Il diario del Festival di Cannes/7
Un sole splendente saluta l’ultima giornata della sessantasettesima edizione del festival di Cannes. Mancano infatti solo poche ore all’annuncio del vincitore della palma d’oro e ormai tutte le pellicole del concorso sono state proiettate. Contrariamente a quanto ci si potesse attendere pochi applausi ha ricevuto Sils Maria di Olivier Assayas. La pellicola, diretta da un vero beniamino dei cinephile francesi, si incentra sulle vincente di un’attrice (un’ottima Giuliette Binoche) e della sua assistente (sorprendentemente interpretata da Kristen Stewart), scorrendo via fra dialoghi serrati e inquadrature delle Alpi, dove le due protagoniste si ritrovano per preparare una parte. Se non fosse per un finale quasi scollato dal resto della pellicola Sils Maria risulterebbe opera godibile, anche se non paragonabile ad alcuni dei precedenti film del regista, ben più ricchi e densi.
Chi non delude le aspettative è invece Ken Loach, altro autore ormai quasi onnipresente sulla croisette. Dopo alcune commedie molto riuscite (Il mio amico Eric o La parte degli angeli) il regista inglese torna ai toni che, nel 2006, gli erano già valsi la palma d’oro per Il vento che accarezza l’erba. Molto simile per temi e messa in scena Jimmy’s hall, film dolce-amaro ambientato nell’Irlanda post guerra civile, diviene il pretesto per raccontare un’idea di sinistra molto distante da quella attuale. La storia di Jimmy Gralton, realmente accaduta, è infatti quella di un ragazzo comunista esiliato dall’Irlanda per aver costruito una sala da ballo (la hall del titolo), una sorta di precursore del centro sociale. L’immagine positiva del protagonista, la sua battaglia per l’eguaglianza e la libertà, la sua lotto contro le élites (sopratutto quella cattolica) rappresentano l’utopica speranza di un maestro del cinema contemporaneo.
Prima di lasciarci andare ai pronostici spendiamo ancora qualche parola per l’ultimo film in concorso, Leviathan di Andrey Zvyagintsev. Il regista, già autore del meraviglioso Il ritorno (la cui visione non smetteremo mai di consigliare) arriva a Cannes con un dramma cupo che ruota intorno alla figura di un moderno Giobbe. Atto di accusa verso la burocrazia e il sistema opprimente della Russia di oggi, il film schiaccia lo spettatore, quasi asfissiandolo, con uno stile rigoroso che nulla fa per alleggerire il pubblico da questo gravoso peso.
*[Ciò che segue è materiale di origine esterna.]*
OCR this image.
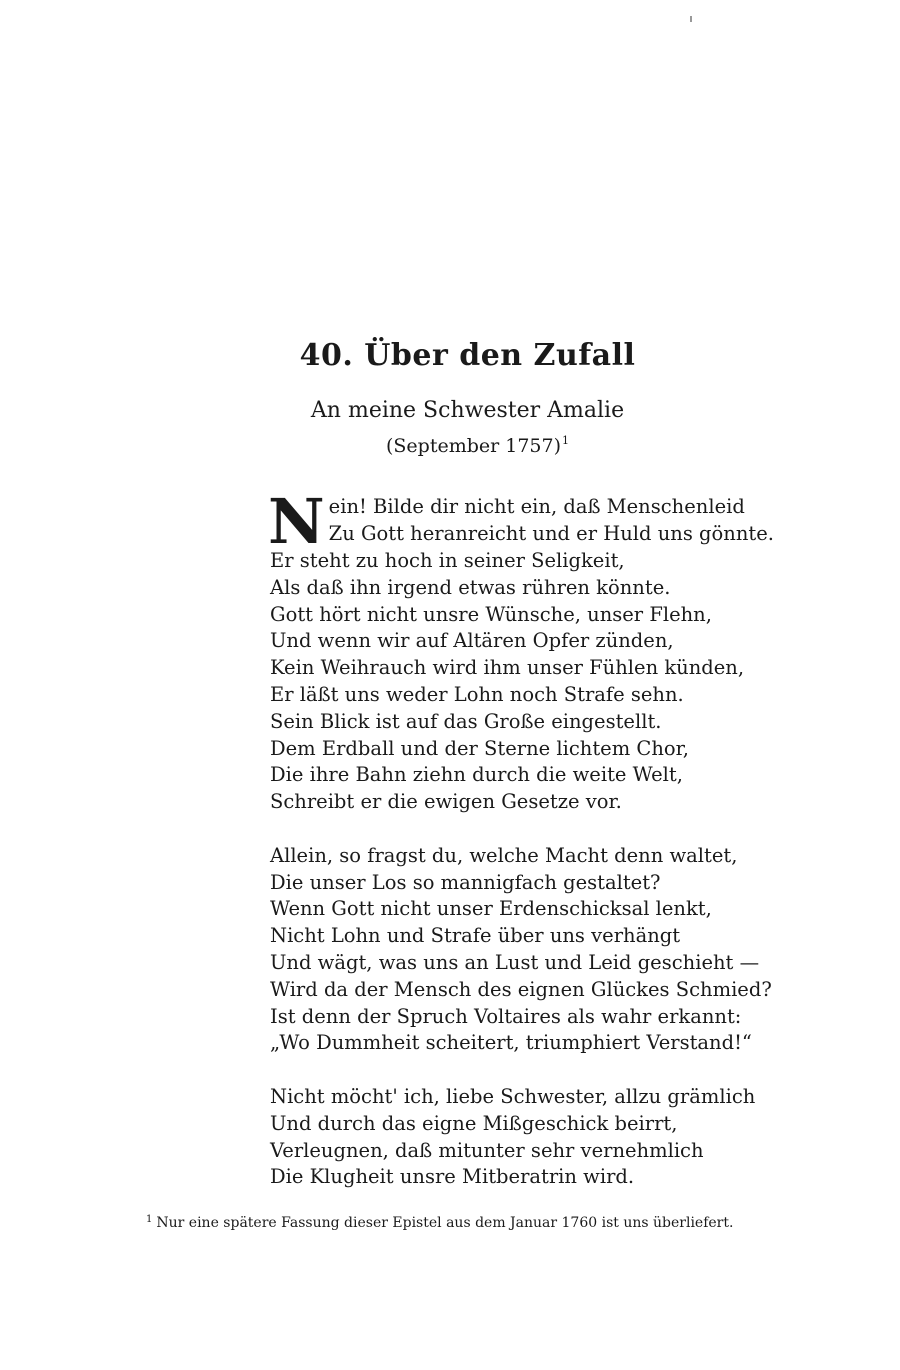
40. Über den Zufall

An meine Schwester Amalie

(September 1757)$^1$

N ein! Bilde dir nicht ein, daß Menschenleid
Zu Gott heranreicht und er Huld uns gönnte.
Er steht zu hoch in seiner Seligkeit,
Als daß ihn irgend etwas rühren könnte.
Gott hört nicht unsre Wünsche, unser Flehn,
Und wenn wir auf Altären Opfer zünden,
Kein Weihrauch wird ihm unser Fühlen künden,
Er läßt uns weder Lohn noch Strafe sehn.
Sein Blick ist auf das Große eingestellt.
Dem Erdball und der Sterne lichtem Chor,
Die ihre Bahn ziehn durch die weite Welt,
Schreibt er die ewigen Gesetze vor.
Allein, so fragst du, welche Macht denn waltet,
Die unser Los so mannigfach gestaltet?
Wenn Gott nicht unser Erdenschicksal lenkt,
Nicht Lohn und Strafe über uns verhängt
Und wägt, was uns an Lust und Leid geschieht —
Wird da der Mensch des eignen Glückes Schmied?
Ist denn der Spruch Voltaires als wahr erkannt:
„Wo Dummheit scheitert, triumphiert Verstand!“
Nicht möcht' ich, liebe Schwester, allzu grämlich
Und durch das eigne Mißgeschick beirrt,
Verleugnen, daß mitunter sehr vernehmlich
Die Klugheit unsre Mitberatrin wird.
$^1$ Nur eine spätere Fassung dieser Epistel aus dem Januar 1760 ist uns überliefert.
Dopo aver visto le diciotto pellicole in concorso possiamo ora, passeggiando per le ultime volte lungo la croisette, trarre le nostre conclusioni e azzardare qualche previsione. La scelta sulla possibile palma d’oro è, quest’anno, quanto mai complessa. Senza un vero favorito, un capolavoro incontestabile, ma con molte pellicole interessanti, puntare su un candidato è davvero complesso. Xavier Dolan (Mommy) e Naomi Kawase (Still The water) sembrano essere in pole position, con la giapponese che potrebbe trarre vantaggio dalla presenza, come presidente della giuria, di Jane Champion. Più staccati, outsider di lusso, sembrano essere Timbuktu (Abderrahmane Sissako), Winter Sleep (Nuri Bilge Ceylan) e Mr.Turner (Mike Leigh), che comunque dovrebbero accaparrarsi uno dei nove riconoscimenti in palio. Se la scelta dovesse spettare a noi probabilmente a trionfare sarebbe il regista turco, le cui tre ore di film ci hanno catturato e che, probabilmente, senza la palma, difficilmente troverebbe una distribuzione in Italia.